Higher mortgage rates fuel housing market

June 3rd, 2013

Mortgage rates increased slightly this week, but still remain low, prompting buyers to enter the housing market.

Average rates for 30-year fixed-mortgages are up to their highest level in a year, creating somewhat higher costs for potential buyers. The new average rate is now 3.81 percent, up from the record-low rate of 3.31 percent set in November 2012.

The average rates for 15-year fixed-mortgages are up as well, now resting at 2.98 percent over last week’s 2.77 percent. After the historic lows hit throughout 2012 and in April 2013, these increases are not surprising. Lower rates have fueled buying in the housing market, strengthening overall economic recovery.

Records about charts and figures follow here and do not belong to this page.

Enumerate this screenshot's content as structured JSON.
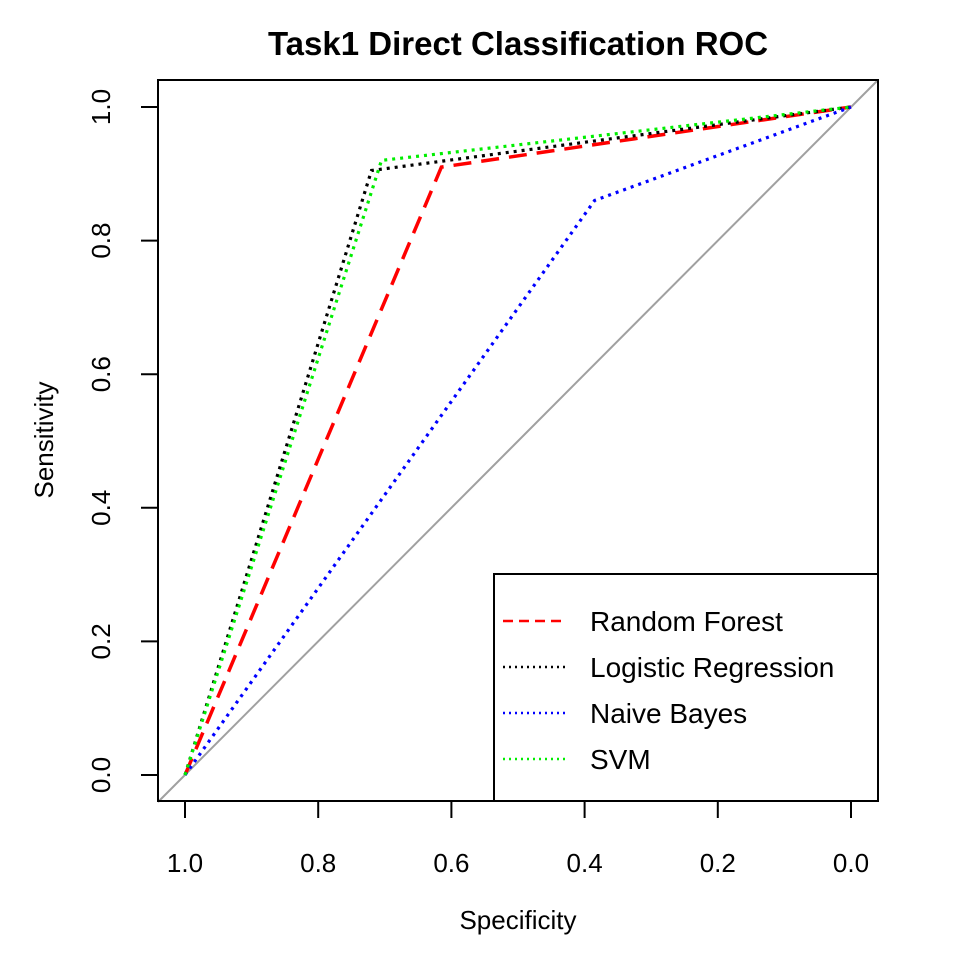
{
  "chart_data": {
    "type": "line",
    "title": "Task1 Direct Classification ROC",
    "xlabel": "Specificity",
    "ylabel": "Sensitivity",
    "x_reversed": true,
    "xlim": [
      1.0,
      0.0
    ],
    "ylim": [
      0.0,
      1.0
    ],
    "xticks": [
      "1.0",
      "0.8",
      "0.6",
      "0.4",
      "0.2",
      "0.0"
    ],
    "yticks": [
      "0.0",
      "0.2",
      "0.4",
      "0.6",
      "0.8",
      "1.0"
    ],
    "grid": false,
    "legend_position": "bottom-right",
    "reference_line": {
      "from": [
        1.0,
        0.0
      ],
      "to": [
        0.0,
        1.0
      ],
      "color": "#a0a0a0"
    },
    "series": [
      {
        "name": "Random Forest",
        "color": "#ff0000",
        "dash": "dashed",
        "points": [
          [
            1.0,
            0.0
          ],
          [
            0.615,
            0.91
          ],
          [
            0.0,
            1.0
          ]
        ]
      },
      {
        "name": "Logistic Regression",
        "color": "#000000",
        "dash": "dotted",
        "points": [
          [
            1.0,
            0.0
          ],
          [
            0.72,
            0.905
          ],
          [
            0.0,
            1.0
          ]
        ]
      },
      {
        "name": "Naive Bayes",
        "color": "#0000ff",
        "dash": "dotted",
        "points": [
          [
            1.0,
            0.0
          ],
          [
            0.385,
            0.86
          ],
          [
            0.0,
            1.0
          ]
        ]
      },
      {
        "name": "SVM",
        "color": "#00ee00",
        "dash": "dotted",
        "points": [
          [
            1.0,
            0.0
          ],
          [
            0.705,
            0.92
          ],
          [
            0.0,
            1.0
          ]
        ]
      }
    ]
  }
}
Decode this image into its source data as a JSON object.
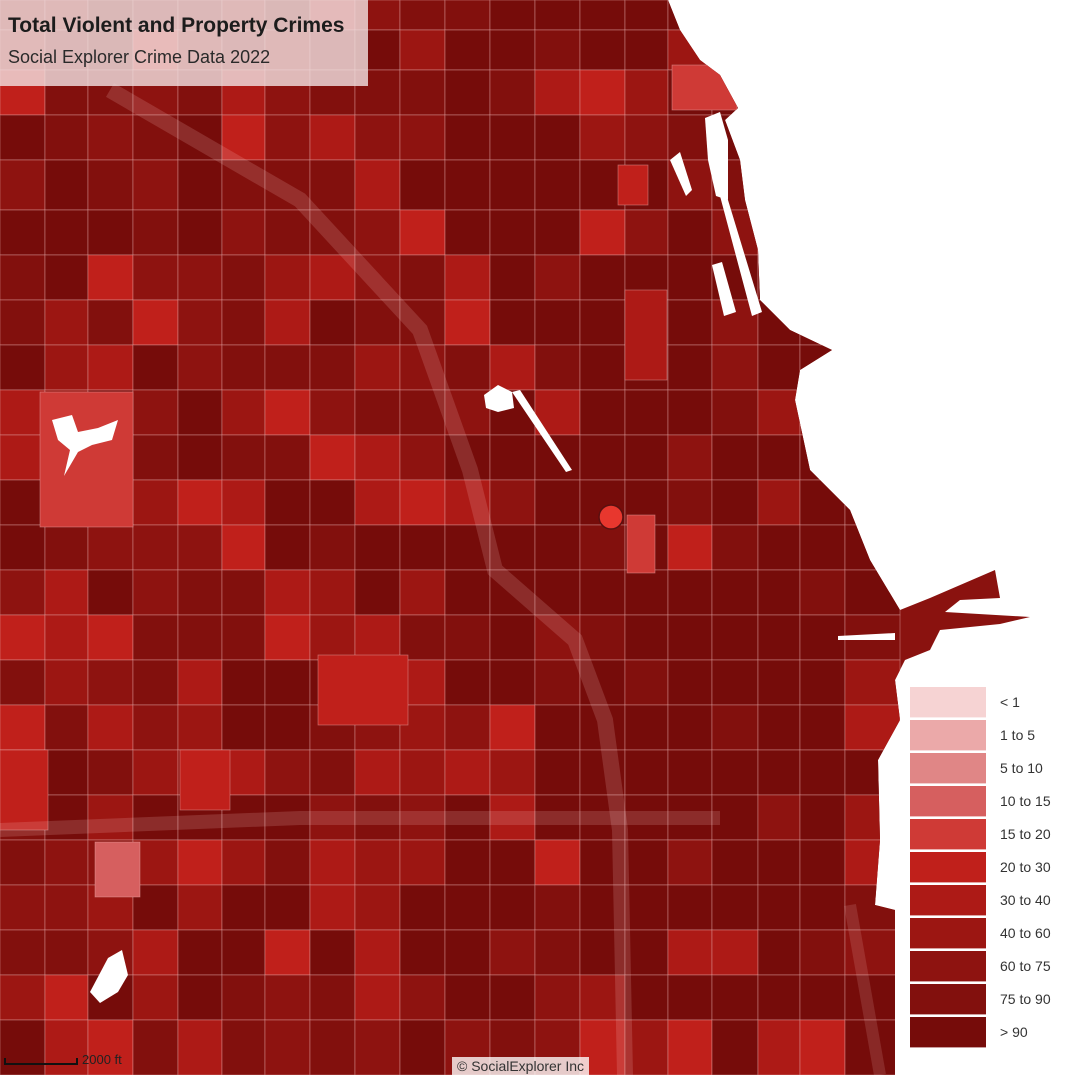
{
  "title": "Total Violent and Property Crimes",
  "subtitle": "Social Explorer Crime Data 2022",
  "legend": {
    "items": [
      {
        "label": "< 1",
        "color": "#f6d3d3"
      },
      {
        "label": "1 to 5",
        "color": "#eba9a9"
      },
      {
        "label": "5 to 10",
        "color": "#e08686"
      },
      {
        "label": "10 to 15",
        "color": "#d65f5f"
      },
      {
        "label": "15 to 20",
        "color": "#cf3a36"
      },
      {
        "label": "20 to 30",
        "color": "#c0201b"
      },
      {
        "label": "30 to 40",
        "color": "#ad1a16"
      },
      {
        "label": "40 to 60",
        "color": "#9c1612"
      },
      {
        "label": "60 to 75",
        "color": "#8e1310"
      },
      {
        "label": "75 to 90",
        "color": "#82100d"
      },
      {
        "label": "> 90",
        "color": "#760c0a"
      }
    ]
  },
  "scale": {
    "label": "2000 ft"
  },
  "copyright": "© SocialExplorer Inc",
  "colors": {
    "lake": "#ffffff",
    "marker": "#e8372e",
    "tract_border": "#e8b0b0"
  },
  "icons": {
    "location_marker": "selected-location-marker-icon"
  }
}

Although rates are on the rise, they still remain historically lower than average – as recently as 2000, 30-year fixed rates exceeded 8 percent, and with mortgage rates at this level, homes are still more affordable to larger portions of the population. Home prices are rising, too – in conjunction with the uptick in mortgage rates, some prospective buyers tend to become nervous and miss valuable real estate opportunities.

Professionals in the real estate industry, though, project that these rates are still likely to drive sales forward. Syd Leibovitch, President of real estate firm Rodeo Realty in Beverly Hills, told the Los Angeles Times that more buyers will continue to enter the market.

“These are going to be the lowest rates that they have seen, that their children have seen…. They are never going to believe they were this low,” Leibovitch told the source.